Last year, the press-shy Charles sat for interviews in Los Angeles
with film star Clint Eastwood, who conversed with the music pioneer
about the blues for a documentary, “Piano Blues,” seen on PBS, and also
reunited with his longtime friend and early record industry patron,
Ahmet Ertegun, founder of Atlantic Records, for a television profile on
the record label legend.
Early last summer, he performed his 10,000th career concert at the Greek Theater in Los Angeles.
In May, 2003, he also received his fifth doctorate from Dillard University in New Orleans.
In 2002, Charles and Adams endowed both Morehouse College and Albany
State Univ., in Charles' birthplace of Albany, GA, with substantial
contributions, exceeding $1 million each.
Sixteen years ago, Charles established the Ray Charles Robinson Foundation for the hearing impaired.
Since its creation, the foundation, with Charles' encouragement and
generous, on-going funding, has blazed a trail of discovery in auditory
physiology and hearing implantation.
Each such implant procedure costs upwards of $40,000, which the Foundation pays to have done.
Of some 145-celebrity charities, the Ray Charles Foundation is rated
by non-profit experts as one of the top five most efficient with zero
administrative overhead.
Recently, a series of slot machines were designed in Charles' name
for the visually handicapped and the legendary performer was also named
a “living legend” by the Library of Congress in 2002.
He also starred in a concert in May, 2002, at the Colosseum in Rome, the first musical performance there in 2,000 years.
Charles once told an interviewer from USA Today, “Music to me is just like breathing.

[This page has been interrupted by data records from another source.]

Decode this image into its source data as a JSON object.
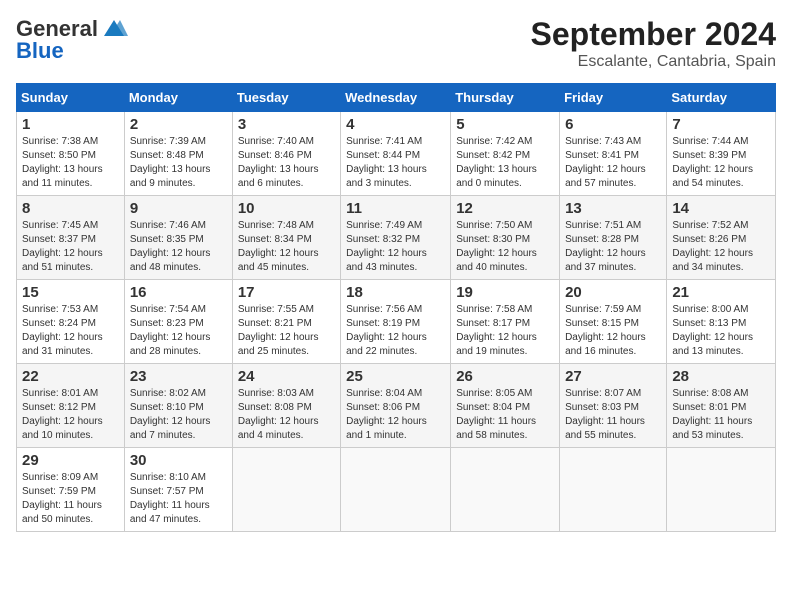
{
  "header": {
    "logo_line1": "General",
    "logo_line2": "Blue",
    "title": "September 2024",
    "subtitle": "Escalante, Cantabria, Spain"
  },
  "columns": [
    "Sunday",
    "Monday",
    "Tuesday",
    "Wednesday",
    "Thursday",
    "Friday",
    "Saturday"
  ],
  "weeks": [
    [
      {
        "day": "1",
        "info": "Sunrise: 7:38 AM\nSunset: 8:50 PM\nDaylight: 13 hours and 11 minutes."
      },
      {
        "day": "2",
        "info": "Sunrise: 7:39 AM\nSunset: 8:48 PM\nDaylight: 13 hours and 9 minutes."
      },
      {
        "day": "3",
        "info": "Sunrise: 7:40 AM\nSunset: 8:46 PM\nDaylight: 13 hours and 6 minutes."
      },
      {
        "day": "4",
        "info": "Sunrise: 7:41 AM\nSunset: 8:44 PM\nDaylight: 13 hours and 3 minutes."
      },
      {
        "day": "5",
        "info": "Sunrise: 7:42 AM\nSunset: 8:42 PM\nDaylight: 13 hours and 0 minutes."
      },
      {
        "day": "6",
        "info": "Sunrise: 7:43 AM\nSunset: 8:41 PM\nDaylight: 12 hours and 57 minutes."
      },
      {
        "day": "7",
        "info": "Sunrise: 7:44 AM\nSunset: 8:39 PM\nDaylight: 12 hours and 54 minutes."
      }
    ],
    [
      {
        "day": "8",
        "info": "Sunrise: 7:45 AM\nSunset: 8:37 PM\nDaylight: 12 hours and 51 minutes."
      },
      {
        "day": "9",
        "info": "Sunrise: 7:46 AM\nSunset: 8:35 PM\nDaylight: 12 hours and 48 minutes."
      },
      {
        "day": "10",
        "info": "Sunrise: 7:48 AM\nSunset: 8:34 PM\nDaylight: 12 hours and 45 minutes."
      },
      {
        "day": "11",
        "info": "Sunrise: 7:49 AM\nSunset: 8:32 PM\nDaylight: 12 hours and 43 minutes."
      },
      {
        "day": "12",
        "info": "Sunrise: 7:50 AM\nSunset: 8:30 PM\nDaylight: 12 hours and 40 minutes."
      },
      {
        "day": "13",
        "info": "Sunrise: 7:51 AM\nSunset: 8:28 PM\nDaylight: 12 hours and 37 minutes."
      },
      {
        "day": "14",
        "info": "Sunrise: 7:52 AM\nSunset: 8:26 PM\nDaylight: 12 hours and 34 minutes."
      }
    ],
    [
      {
        "day": "15",
        "info": "Sunrise: 7:53 AM\nSunset: 8:24 PM\nDaylight: 12 hours and 31 minutes."
      },
      {
        "day": "16",
        "info": "Sunrise: 7:54 AM\nSunset: 8:23 PM\nDaylight: 12 hours and 28 minutes."
      },
      {
        "day": "17",
        "info": "Sunrise: 7:55 AM\nSunset: 8:21 PM\nDaylight: 12 hours and 25 minutes."
      },
      {
        "day": "18",
        "info": "Sunrise: 7:56 AM\nSunset: 8:19 PM\nDaylight: 12 hours and 22 minutes."
      },
      {
        "day": "19",
        "info": "Sunrise: 7:58 AM\nSunset: 8:17 PM\nDaylight: 12 hours and 19 minutes."
      },
      {
        "day": "20",
        "info": "Sunrise: 7:59 AM\nSunset: 8:15 PM\nDaylight: 12 hours and 16 minutes."
      },
      {
        "day": "21",
        "info": "Sunrise: 8:00 AM\nSunset: 8:13 PM\nDaylight: 12 hours and 13 minutes."
      }
    ],
    [
      {
        "day": "22",
        "info": "Sunrise: 8:01 AM\nSunset: 8:12 PM\nDaylight: 12 hours and 10 minutes."
      },
      {
        "day": "23",
        "info": "Sunrise: 8:02 AM\nSunset: 8:10 PM\nDaylight: 12 hours and 7 minutes."
      },
      {
        "day": "24",
        "info": "Sunrise: 8:03 AM\nSunset: 8:08 PM\nDaylight: 12 hours and 4 minutes."
      },
      {
        "day": "25",
        "info": "Sunrise: 8:04 AM\nSunset: 8:06 PM\nDaylight: 12 hours and 1 minute."
      },
      {
        "day": "26",
        "info": "Sunrise: 8:05 AM\nSunset: 8:04 PM\nDaylight: 11 hours and 58 minutes."
      },
      {
        "day": "27",
        "info": "Sunrise: 8:07 AM\nSunset: 8:03 PM\nDaylight: 11 hours and 55 minutes."
      },
      {
        "day": "28",
        "info": "Sunrise: 8:08 AM\nSunset: 8:01 PM\nDaylight: 11 hours and 53 minutes."
      }
    ],
    [
      {
        "day": "29",
        "info": "Sunrise: 8:09 AM\nSunset: 7:59 PM\nDaylight: 11 hours and 50 minutes."
      },
      {
        "day": "30",
        "info": "Sunrise: 8:10 AM\nSunset: 7:57 PM\nDaylight: 11 hours and 47 minutes."
      },
      {
        "day": "",
        "info": ""
      },
      {
        "day": "",
        "info": ""
      },
      {
        "day": "",
        "info": ""
      },
      {
        "day": "",
        "info": ""
      },
      {
        "day": "",
        "info": ""
      }
    ]
  ]
}
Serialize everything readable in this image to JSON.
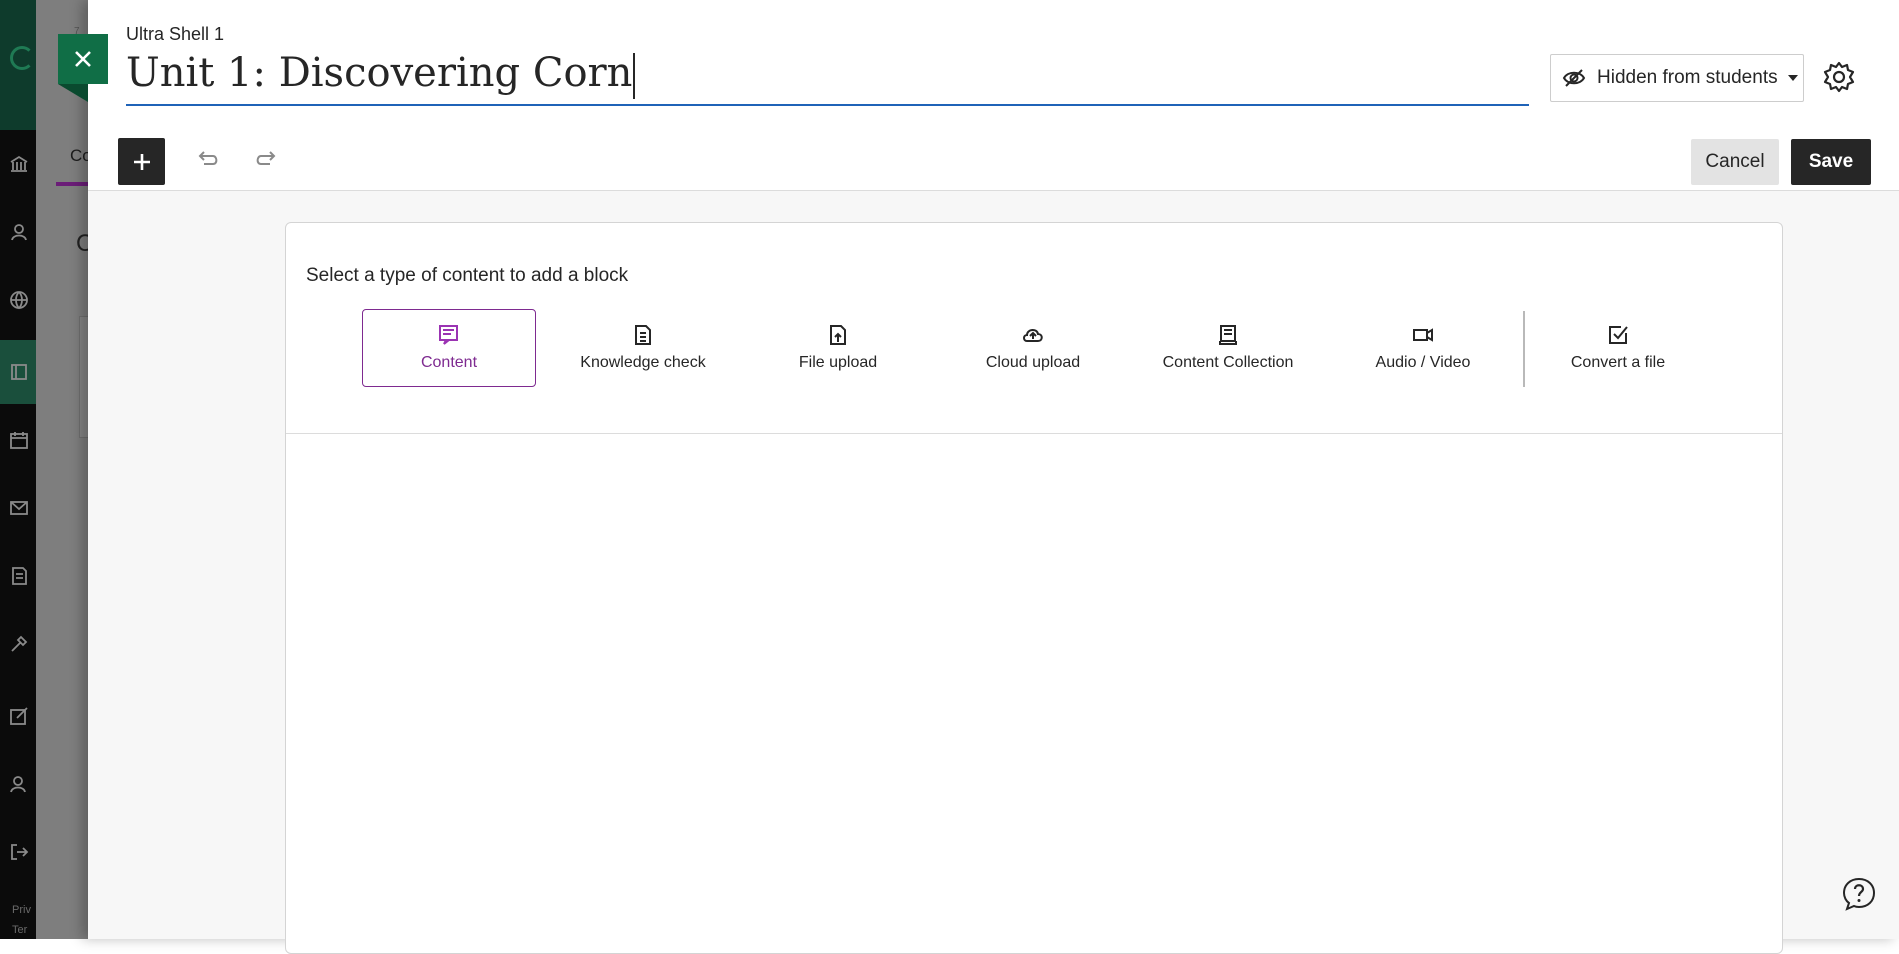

I have to have it. It's part of me.”
Despite recent health challenges, Charles was planning to again
start touring in mid-June and the sudden setback in his recovery was a
great shock to all.
Eleven children, 20 grandchildren and five great grandchildren
survive Charles, who will be remembered late next week at a memorial
service at the FAME Church in central Los Angeles with interment at
Inglewood Cemetery in Inglewood, Calif.